As data security experts say, out of 100 attempts, a hacker only has to be right once. But that doesn’t mean that we should throw up our hands and resign ourselves to being victims of hacks and cybercrimes. Data security experts and attorneys like Chris Bruen still fight the good fight to stop cybercriminals and bring them to justice. But for you and me when we’re transacting business online, it’s probably best to assume that you’re always vulnerable to theft and your privacy is never certain.
I’m intrigued by the concept of ding zui, which you touch upon in your book. Tell us about that.
Ding zui, the practice of “substitute criminals,” has been associated with the Chinese criminal justice system since the nineteenth century. It has been reported that certain wealthy families have paid others to serve prison sentences for family members, sort of a “cap and trade” system for crime. Tao Zhang, the primary bad guy in my book, is driven to become a hit man to protect his brother, who has been forced into serving as a “substitute criminal.” I couldn’t believe that such a practice existed, even if it isn’t officially acknowledged. When I read about ding zui, I knew I had to use it in my book.
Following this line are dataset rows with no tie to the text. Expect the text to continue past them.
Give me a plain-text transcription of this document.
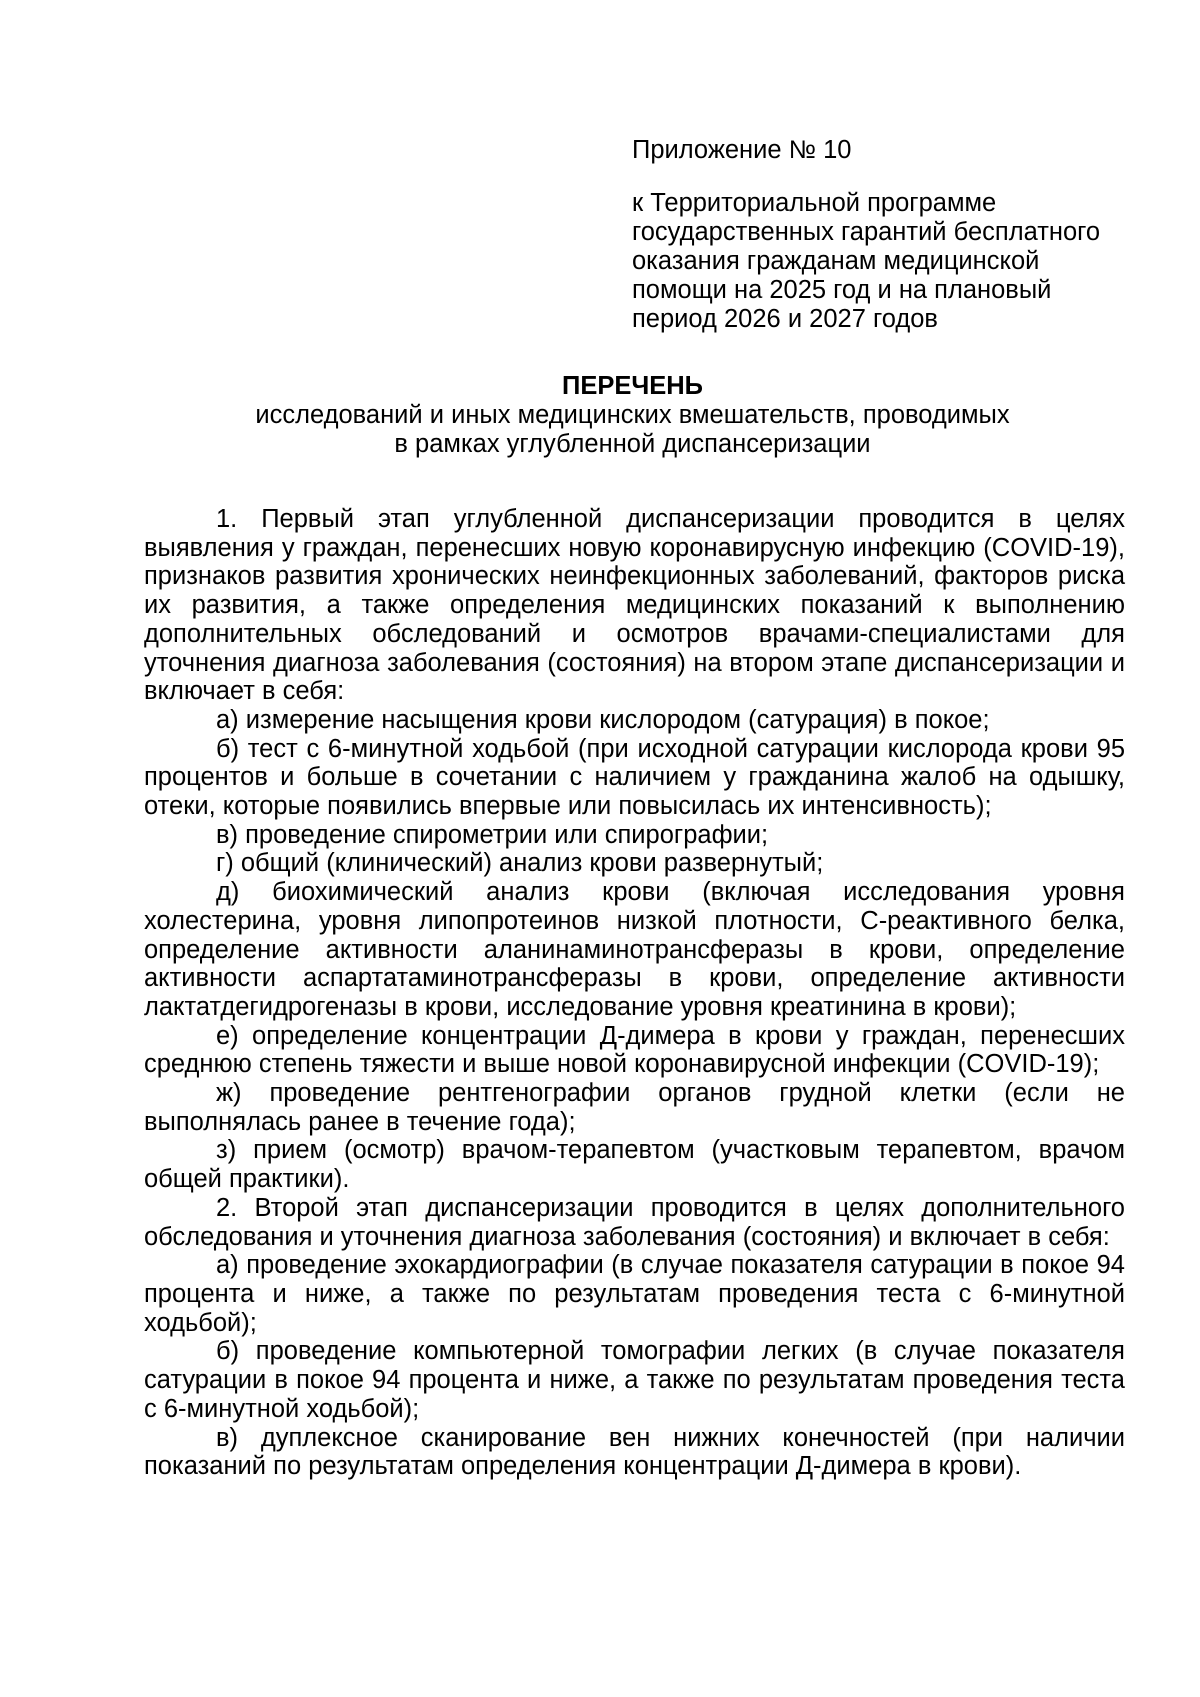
Приложение № 10

к Территориальной программе государственных гарантий бесплатного оказания гражданам медицинской помощи на 2025 год и на плановый период 2026 и 2027 годов

ПЕРЕЧЕНЬ

исследований и иных медицинских вмешательств, проводимых

в рамках углубленной диспансеризации

1. Первый этап углубленной диспансеризации проводится в целях выявления у граждан, перенесших новую коронавирусную инфекцию (COVID-19), признаков развития хронических неинфекционных заболеваний, факторов риска их развития, а также определения медицинских показаний к выполнению дополнительных обследований и осмотров врачами-специалистами для уточнения диагноза заболевания (состояния) на втором этапе диспансеризации и включает в себя:

а) измерение насыщения крови кислородом (сатурация) в покое;

б) тест с 6-минутной ходьбой (при исходной сатурации кислорода крови 95 процентов и больше в сочетании с наличием у гражданина жалоб на одышку, отеки, которые появились впервые или повысилась их интенсивность);

в) проведение спирометрии или спирографии;

г) общий (клинический) анализ крови развернутый;

д) биохимический анализ крови (включая исследования уровня холестерина, уровня липопротеинов низкой плотности, С-реактивного белка, определение активности аланинаминотрансферазы в крови, определение активности аспартатаминотрансферазы в крови, определение активности лактатдегидрогеназы в крови, исследование уровня креатинина в крови);

е) определение концентрации Д-димера в крови у граждан, перенесших среднюю степень тяжести и выше новой коронавирусной инфекции (COVID-19);

ж) проведение рентгенографии органов грудной клетки (если не выполнялась ранее в течение года);

з) прием (осмотр) врачом-терапевтом (участковым терапевтом, врачом общей практики).

2. Второй этап диспансеризации проводится в целях дополнительного обследования и уточнения диагноза заболевания (состояния) и включает в себя:

а) проведение эхокардиографии (в случае показателя сатурации в покое 94 процента и ниже, а также по результатам проведения теста с 6-минутной ходьбой);

б) проведение компьютерной томографии легких (в случае показателя сатурации в покое 94 процента и ниже, а также по результатам проведения теста с 6-минутной ходьбой);

в) дуплексное сканирование вен нижних конечностей (при наличии показаний по результатам определения концентрации Д-димера в крови).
One hot topic these days is the use of military drones that allow air strikes that are controlled remotely by someone sitting safely at a keyboard. The kind of state-sponsored computer hacking you describe raises the specter of another kind of warfare conducted via computer. From your vantage point as a cybersecurity expert, do you see this as the 21st century battlefield?
Definitely. The first Chris Bruen book, The Adversary, deals with issues of cyberwarfare and cyberterrorism. The Adversary was inspired by the Stuxnet computer virus, the first super-sophisticated, targeted weapon of cyberwarfare, which was created by the U.S. and Israeli intelligence agencies and used to destroy centrifuges used in Iran’s nuclear program. But once that sort of virus has been unleashed, that code is out there in the world. The Adversary posits that a virus like Stuxnet falls into the hands of black hat hackers and is turned back against the U.S. as a weapon of cyberterrorism. It’s a very real threat today, but I certainly hope it never comes to pass.
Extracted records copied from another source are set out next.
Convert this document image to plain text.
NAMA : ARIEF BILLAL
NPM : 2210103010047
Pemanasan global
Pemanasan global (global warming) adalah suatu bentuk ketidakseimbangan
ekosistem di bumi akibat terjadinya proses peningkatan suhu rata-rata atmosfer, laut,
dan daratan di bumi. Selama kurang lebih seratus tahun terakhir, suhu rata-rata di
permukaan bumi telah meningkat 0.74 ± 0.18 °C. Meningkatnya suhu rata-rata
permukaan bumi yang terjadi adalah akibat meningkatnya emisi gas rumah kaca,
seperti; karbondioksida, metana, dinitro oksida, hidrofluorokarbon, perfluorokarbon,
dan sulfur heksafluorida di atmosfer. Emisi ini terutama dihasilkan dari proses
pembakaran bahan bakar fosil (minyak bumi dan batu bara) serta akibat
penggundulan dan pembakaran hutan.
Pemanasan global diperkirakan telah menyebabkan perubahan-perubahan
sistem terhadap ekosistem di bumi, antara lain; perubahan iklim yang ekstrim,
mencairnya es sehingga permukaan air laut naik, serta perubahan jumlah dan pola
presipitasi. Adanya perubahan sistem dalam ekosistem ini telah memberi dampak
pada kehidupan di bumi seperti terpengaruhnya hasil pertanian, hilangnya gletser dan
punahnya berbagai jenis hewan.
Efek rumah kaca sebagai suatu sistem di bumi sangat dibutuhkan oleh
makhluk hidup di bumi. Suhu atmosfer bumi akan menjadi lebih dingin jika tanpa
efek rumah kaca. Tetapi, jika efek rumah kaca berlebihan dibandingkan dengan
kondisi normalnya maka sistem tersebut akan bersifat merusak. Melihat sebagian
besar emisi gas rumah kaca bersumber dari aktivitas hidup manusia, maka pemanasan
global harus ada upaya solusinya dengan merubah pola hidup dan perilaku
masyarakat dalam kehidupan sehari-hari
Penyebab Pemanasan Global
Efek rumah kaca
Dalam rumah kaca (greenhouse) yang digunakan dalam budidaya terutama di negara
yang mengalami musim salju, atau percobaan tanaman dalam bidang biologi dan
As a full-time attorney, how do you balance between the demands of your law practice and your writing?
It’s not easy to find the time given the pressures of client demands and billable hours, but I do much of my writing while riding the BART train into my office in San Francisco, and on weekend mornings. I was always inspired by the fact that Scott Turow was said to have written Presumed Innocent while riding the train to work as an Assistant U.S. Attorney. He got off that train after his first book, but I’m still riding and writing. Fortunately, my legal practice also provides plenty of inspiration for my writing because the world of privacy and security law regularly introduces me to some pretty scary real-world scenarios.
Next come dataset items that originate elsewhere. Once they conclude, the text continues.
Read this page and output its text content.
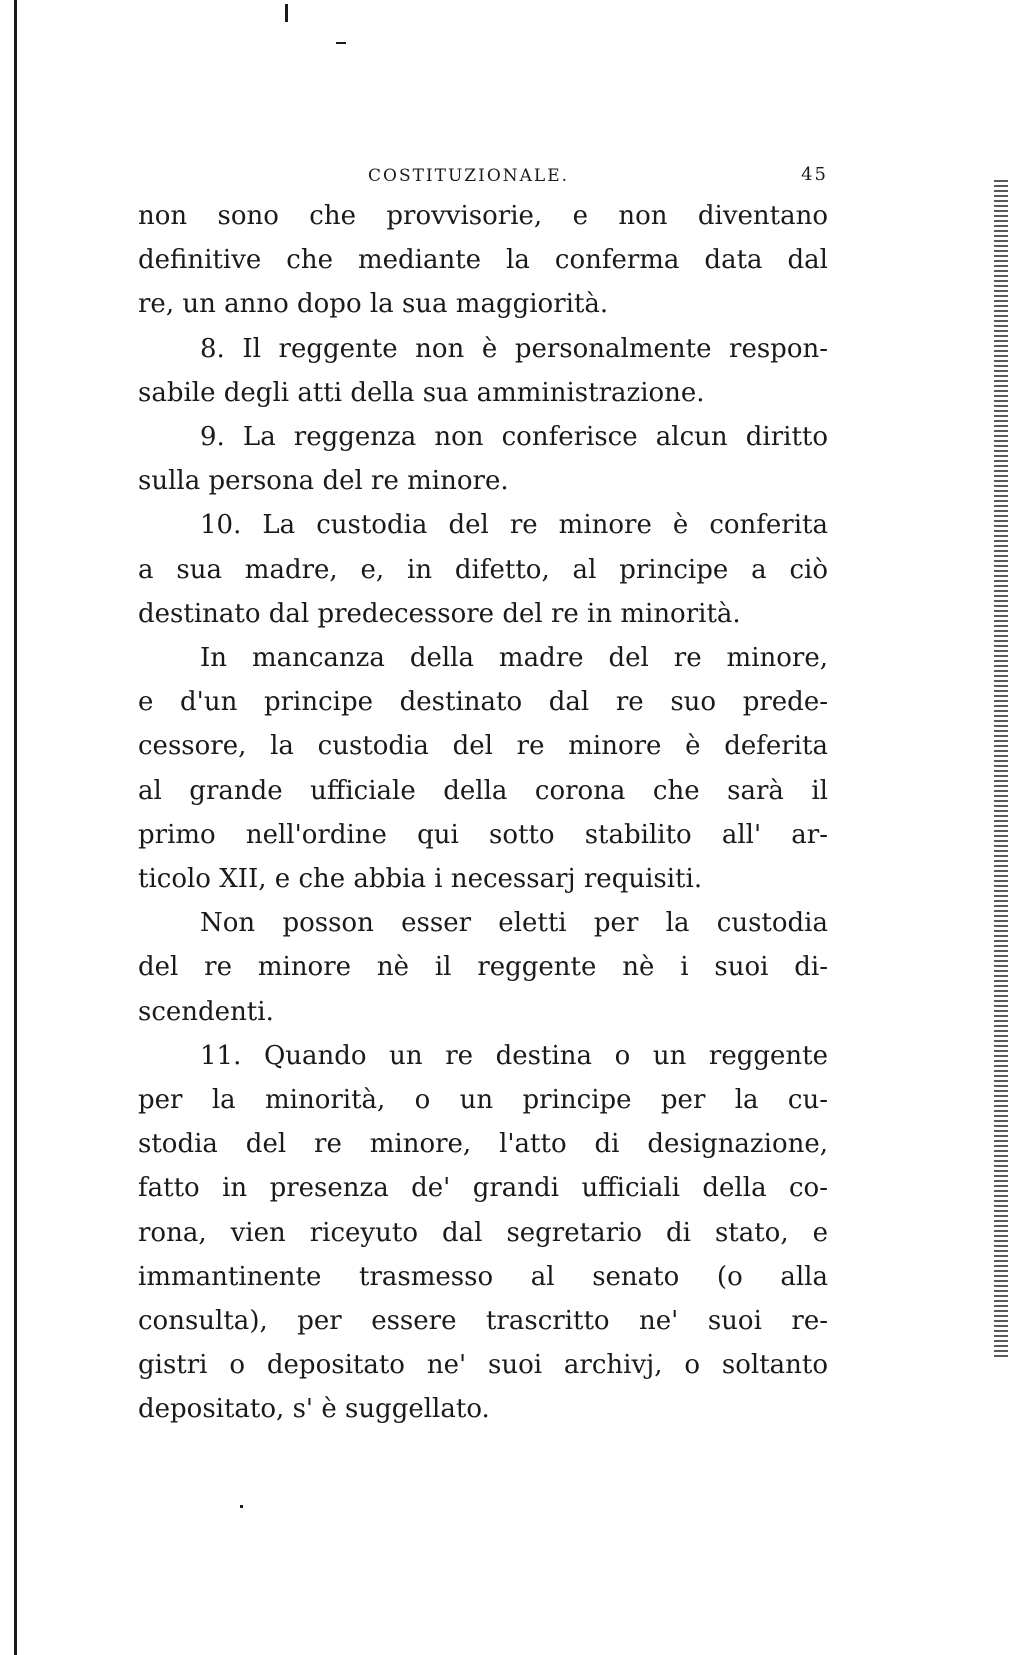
COSTITUZIONALE.	45
non sono che provvisorie, e non diventano
definitive che mediante la conferma data dal
re, un anno dopo la sua maggiorità.
8. Il reggente non è personalmente respon-
sabile degli atti della sua amministrazione.
9. La reggenza non conferisce alcun diritto
sulla persona del re minore.
10. La custodia del re minore è conferita
a sua madre, e, in difetto, al principe a ciò
destinato dal predecessore del re in minorità.
In mancanza della madre del re minore,
e d'un principe destinato dal re suo prede-
cessore, la custodia del re minore è deferita
al grande ufficiale della corona che sarà il
primo nell'ordine qui sotto stabilito all' ar-
ticolo XII, e che abbia i necessarj requisiti.
Non posson esser eletti per la custodia
del re minore nè il reggente nè i suoi di-
scendenti.
11. Quando un re destina o un reggente
per la minorità, o un principe per la cu-
stodia del re minore, l'atto di designazione,
fatto in presenza de' grandi ufficiali della co-
rona, vien riceyuto dal segretario di stato, e
immantinente trasmesso al senato (o alla
consulta), per essere trascritto ne' suoi re-
gistri o depositato ne' suoi archivj, o soltanto
depositato, s' è suggellato.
Are you working on the next Chris Bruen installment? What can you share with us about it?
I’m currently working on the third Chris Bruen book. I don’t want to say too much about it just yet, but I can say that it’s going to be very fast-paced and it’s going to deal with new privacy and security issues that are going to be very familiar to anyone who’s been keeping up with recent headlines. I think Chris is a character that I will be able to keep coming back to, and certainly the world of hackers and cybercriminals is going to continue to provide great fodder for thrillers. Some of the scariest aspects of my books are also the most accurate.
Reece Hirsch is the author of three thrillers that draw upon his background as a privacy and cybersecurity attorney. His first book, THE INSIDER, was a finalist for the 2011 Thriller Award for Best First Novel. Hirsch is a partner in the San Francisco office of an international law firm and co-chair of its privacy and cybersecurity practice. He is also a member of the board of directors of 826 National. He lives in the Bay Area with his wife and a small, unruly dog.